Paylaş
Moda, geri geri giderek ilerleyen bir endüstri. Sebebi, malum, tasarımcıların ya belli bir dönemin ruhunu, enerjisini tekrar yakalamak istemesi ya da ‘köklerine dönme’ ihtiyacını hissetmesi. Doğal olarak yeni yüzyılda yepyeni akımların çıkma ihtimalini unuttuk gitti. 2000’ler öncesinde olduğu gibi her 10 senede bir moda, sinema, müzik gibi alanlarda kitlesel etkilerin, akımların çıkmasını beklemiyoruz. Varsa yoksa geriye dönüp yeni modifiyeler peşinde koşuyoruz.

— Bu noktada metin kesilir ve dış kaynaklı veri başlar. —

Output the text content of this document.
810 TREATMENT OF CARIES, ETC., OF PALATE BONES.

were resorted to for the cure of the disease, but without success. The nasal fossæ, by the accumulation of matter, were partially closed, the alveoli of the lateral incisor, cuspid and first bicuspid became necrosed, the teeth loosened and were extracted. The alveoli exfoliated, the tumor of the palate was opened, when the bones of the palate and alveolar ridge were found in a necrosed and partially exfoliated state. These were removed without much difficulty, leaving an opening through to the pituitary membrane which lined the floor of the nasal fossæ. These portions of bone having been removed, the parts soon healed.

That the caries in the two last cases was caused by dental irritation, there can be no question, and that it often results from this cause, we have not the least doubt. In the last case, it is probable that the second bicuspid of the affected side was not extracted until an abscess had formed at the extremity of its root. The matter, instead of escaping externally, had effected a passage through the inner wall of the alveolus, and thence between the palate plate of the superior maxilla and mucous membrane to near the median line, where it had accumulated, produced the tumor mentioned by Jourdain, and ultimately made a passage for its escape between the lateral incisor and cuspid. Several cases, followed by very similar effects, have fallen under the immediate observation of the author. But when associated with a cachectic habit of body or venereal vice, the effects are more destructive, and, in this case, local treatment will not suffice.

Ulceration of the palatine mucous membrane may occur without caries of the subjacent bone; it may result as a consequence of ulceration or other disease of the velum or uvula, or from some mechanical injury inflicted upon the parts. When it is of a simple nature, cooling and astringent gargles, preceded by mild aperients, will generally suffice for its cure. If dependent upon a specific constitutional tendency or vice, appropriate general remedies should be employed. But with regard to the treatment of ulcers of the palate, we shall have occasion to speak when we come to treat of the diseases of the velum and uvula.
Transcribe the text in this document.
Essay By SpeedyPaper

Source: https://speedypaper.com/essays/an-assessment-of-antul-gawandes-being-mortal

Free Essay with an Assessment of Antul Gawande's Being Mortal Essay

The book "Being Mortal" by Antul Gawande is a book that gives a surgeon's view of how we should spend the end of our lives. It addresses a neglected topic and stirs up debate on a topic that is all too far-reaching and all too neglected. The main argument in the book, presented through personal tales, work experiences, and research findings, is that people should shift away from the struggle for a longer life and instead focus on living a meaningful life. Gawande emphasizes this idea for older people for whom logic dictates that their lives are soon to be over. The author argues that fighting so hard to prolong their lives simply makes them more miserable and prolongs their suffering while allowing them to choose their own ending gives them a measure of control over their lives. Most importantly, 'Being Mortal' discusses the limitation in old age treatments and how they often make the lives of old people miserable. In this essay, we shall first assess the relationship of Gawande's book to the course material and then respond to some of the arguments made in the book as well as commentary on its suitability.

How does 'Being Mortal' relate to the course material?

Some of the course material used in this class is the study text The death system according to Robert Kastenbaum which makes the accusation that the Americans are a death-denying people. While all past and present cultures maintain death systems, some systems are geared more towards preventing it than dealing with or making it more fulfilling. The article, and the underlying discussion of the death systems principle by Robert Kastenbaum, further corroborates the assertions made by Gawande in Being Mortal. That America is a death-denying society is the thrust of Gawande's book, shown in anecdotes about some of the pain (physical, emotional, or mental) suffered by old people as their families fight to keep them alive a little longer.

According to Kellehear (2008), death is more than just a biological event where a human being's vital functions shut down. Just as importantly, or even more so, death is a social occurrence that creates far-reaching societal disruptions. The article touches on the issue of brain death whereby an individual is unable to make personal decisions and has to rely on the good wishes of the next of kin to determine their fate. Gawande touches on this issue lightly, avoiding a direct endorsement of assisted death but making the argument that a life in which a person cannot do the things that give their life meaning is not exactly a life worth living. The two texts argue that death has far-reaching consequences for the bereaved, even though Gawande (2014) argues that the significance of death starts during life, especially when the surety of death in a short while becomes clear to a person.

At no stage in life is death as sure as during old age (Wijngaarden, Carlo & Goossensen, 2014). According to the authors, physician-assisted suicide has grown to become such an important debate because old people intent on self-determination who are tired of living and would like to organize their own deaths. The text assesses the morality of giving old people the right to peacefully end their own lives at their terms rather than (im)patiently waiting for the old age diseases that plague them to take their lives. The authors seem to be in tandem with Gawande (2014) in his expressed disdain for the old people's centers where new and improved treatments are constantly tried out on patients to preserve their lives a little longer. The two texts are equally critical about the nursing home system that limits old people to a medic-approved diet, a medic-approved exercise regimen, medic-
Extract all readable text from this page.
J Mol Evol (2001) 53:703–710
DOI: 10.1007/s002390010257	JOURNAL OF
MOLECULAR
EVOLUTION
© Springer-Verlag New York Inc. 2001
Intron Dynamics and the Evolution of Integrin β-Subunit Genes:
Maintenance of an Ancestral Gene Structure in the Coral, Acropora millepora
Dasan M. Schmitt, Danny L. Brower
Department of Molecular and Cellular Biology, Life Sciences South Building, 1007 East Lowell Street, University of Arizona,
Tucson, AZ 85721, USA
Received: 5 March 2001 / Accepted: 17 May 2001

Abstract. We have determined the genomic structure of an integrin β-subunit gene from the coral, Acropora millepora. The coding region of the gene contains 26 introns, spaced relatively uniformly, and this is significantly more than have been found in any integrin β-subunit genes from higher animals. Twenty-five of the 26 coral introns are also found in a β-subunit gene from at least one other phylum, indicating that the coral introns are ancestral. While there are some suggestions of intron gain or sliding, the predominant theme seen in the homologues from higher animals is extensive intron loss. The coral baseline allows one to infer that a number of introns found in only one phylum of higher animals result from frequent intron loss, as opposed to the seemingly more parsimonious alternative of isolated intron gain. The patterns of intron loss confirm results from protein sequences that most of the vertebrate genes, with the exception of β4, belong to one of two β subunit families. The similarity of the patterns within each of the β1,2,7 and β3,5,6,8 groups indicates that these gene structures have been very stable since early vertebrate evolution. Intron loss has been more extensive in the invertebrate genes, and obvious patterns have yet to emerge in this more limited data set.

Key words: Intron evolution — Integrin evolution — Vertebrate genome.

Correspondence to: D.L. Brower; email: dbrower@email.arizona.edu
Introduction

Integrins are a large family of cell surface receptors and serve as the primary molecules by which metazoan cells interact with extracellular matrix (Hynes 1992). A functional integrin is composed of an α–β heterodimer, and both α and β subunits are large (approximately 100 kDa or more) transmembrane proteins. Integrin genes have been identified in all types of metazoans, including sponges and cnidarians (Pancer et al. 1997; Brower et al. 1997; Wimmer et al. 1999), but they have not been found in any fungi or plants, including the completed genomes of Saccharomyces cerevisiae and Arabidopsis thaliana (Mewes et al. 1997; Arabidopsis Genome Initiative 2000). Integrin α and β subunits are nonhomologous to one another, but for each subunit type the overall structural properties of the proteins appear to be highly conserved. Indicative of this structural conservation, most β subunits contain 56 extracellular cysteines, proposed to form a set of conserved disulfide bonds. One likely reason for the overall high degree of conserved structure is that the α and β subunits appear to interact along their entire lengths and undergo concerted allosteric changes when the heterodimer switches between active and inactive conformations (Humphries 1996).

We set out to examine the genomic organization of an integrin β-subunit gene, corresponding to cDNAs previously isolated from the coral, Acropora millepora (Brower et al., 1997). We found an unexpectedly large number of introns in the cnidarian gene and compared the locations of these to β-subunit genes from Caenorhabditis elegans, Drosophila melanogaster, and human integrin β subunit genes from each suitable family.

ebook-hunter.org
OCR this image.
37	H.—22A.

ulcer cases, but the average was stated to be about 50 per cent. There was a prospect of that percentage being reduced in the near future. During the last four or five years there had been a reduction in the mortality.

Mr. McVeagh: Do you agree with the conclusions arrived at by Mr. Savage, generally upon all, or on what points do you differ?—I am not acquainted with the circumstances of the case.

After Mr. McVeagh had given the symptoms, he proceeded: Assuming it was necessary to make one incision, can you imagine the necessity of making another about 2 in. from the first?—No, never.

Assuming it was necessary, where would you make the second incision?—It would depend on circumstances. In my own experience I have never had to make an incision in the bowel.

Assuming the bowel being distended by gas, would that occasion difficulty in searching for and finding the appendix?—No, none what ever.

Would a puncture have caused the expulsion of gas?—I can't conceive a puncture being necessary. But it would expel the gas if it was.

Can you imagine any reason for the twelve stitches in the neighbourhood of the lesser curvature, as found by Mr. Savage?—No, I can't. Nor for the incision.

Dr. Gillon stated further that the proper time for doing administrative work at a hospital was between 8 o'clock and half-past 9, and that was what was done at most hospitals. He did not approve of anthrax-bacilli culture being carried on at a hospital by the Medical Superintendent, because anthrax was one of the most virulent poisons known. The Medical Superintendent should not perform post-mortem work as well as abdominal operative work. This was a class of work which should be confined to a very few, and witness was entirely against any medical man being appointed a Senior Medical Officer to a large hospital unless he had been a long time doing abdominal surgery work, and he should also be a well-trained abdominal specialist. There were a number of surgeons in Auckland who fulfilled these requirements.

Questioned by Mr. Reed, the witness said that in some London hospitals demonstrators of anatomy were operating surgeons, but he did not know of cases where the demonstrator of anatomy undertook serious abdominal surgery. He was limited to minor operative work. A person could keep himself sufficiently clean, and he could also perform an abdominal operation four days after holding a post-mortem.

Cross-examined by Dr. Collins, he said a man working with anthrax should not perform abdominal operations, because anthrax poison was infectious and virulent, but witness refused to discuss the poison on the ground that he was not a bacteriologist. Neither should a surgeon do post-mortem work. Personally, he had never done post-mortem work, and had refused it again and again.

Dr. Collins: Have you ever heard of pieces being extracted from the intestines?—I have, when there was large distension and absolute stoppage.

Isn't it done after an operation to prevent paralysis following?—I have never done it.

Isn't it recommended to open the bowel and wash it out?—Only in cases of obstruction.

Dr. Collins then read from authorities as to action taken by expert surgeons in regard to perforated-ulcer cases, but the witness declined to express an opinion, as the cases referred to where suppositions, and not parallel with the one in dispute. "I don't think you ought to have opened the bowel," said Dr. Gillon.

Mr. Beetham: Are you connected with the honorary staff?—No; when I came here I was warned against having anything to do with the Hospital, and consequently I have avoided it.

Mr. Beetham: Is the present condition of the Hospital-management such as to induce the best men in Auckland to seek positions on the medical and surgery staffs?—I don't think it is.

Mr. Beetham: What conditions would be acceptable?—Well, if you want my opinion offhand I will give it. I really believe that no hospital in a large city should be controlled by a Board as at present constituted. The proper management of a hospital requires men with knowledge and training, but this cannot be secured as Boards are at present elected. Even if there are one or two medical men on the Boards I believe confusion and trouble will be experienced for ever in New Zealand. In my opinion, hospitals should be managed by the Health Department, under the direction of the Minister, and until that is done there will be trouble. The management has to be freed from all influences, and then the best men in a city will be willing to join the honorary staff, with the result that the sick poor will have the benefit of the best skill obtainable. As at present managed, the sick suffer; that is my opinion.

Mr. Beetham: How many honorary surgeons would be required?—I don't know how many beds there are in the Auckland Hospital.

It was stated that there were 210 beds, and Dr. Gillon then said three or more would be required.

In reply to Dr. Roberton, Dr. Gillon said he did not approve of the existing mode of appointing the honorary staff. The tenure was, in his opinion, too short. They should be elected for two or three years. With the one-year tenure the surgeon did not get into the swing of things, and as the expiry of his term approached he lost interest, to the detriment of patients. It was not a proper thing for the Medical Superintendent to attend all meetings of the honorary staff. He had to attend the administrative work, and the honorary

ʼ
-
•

Geçmişten alınan fikirler bazen üzerine eklenerek, bazen olduğu gibi kullanılıyor. İşte tam da bu noktada kritik bir sınıra yaklaşıyoruz: Esinlenmeyle ilham alma, kopyayla taklit etme arasındaki ince çizgideyiz.
2000’lerde koleksiyon oluştururken yeni fikir bulmak ironik olarak eskisinden daha zor. Evet, ironik çünkü hem elimizin altında kolayca ulaşabildiğimiz bir imaj arşivi var hem de her şeye kolayca ulaşmanın getirdiği yüzeysellik içinde yüzüyoruz.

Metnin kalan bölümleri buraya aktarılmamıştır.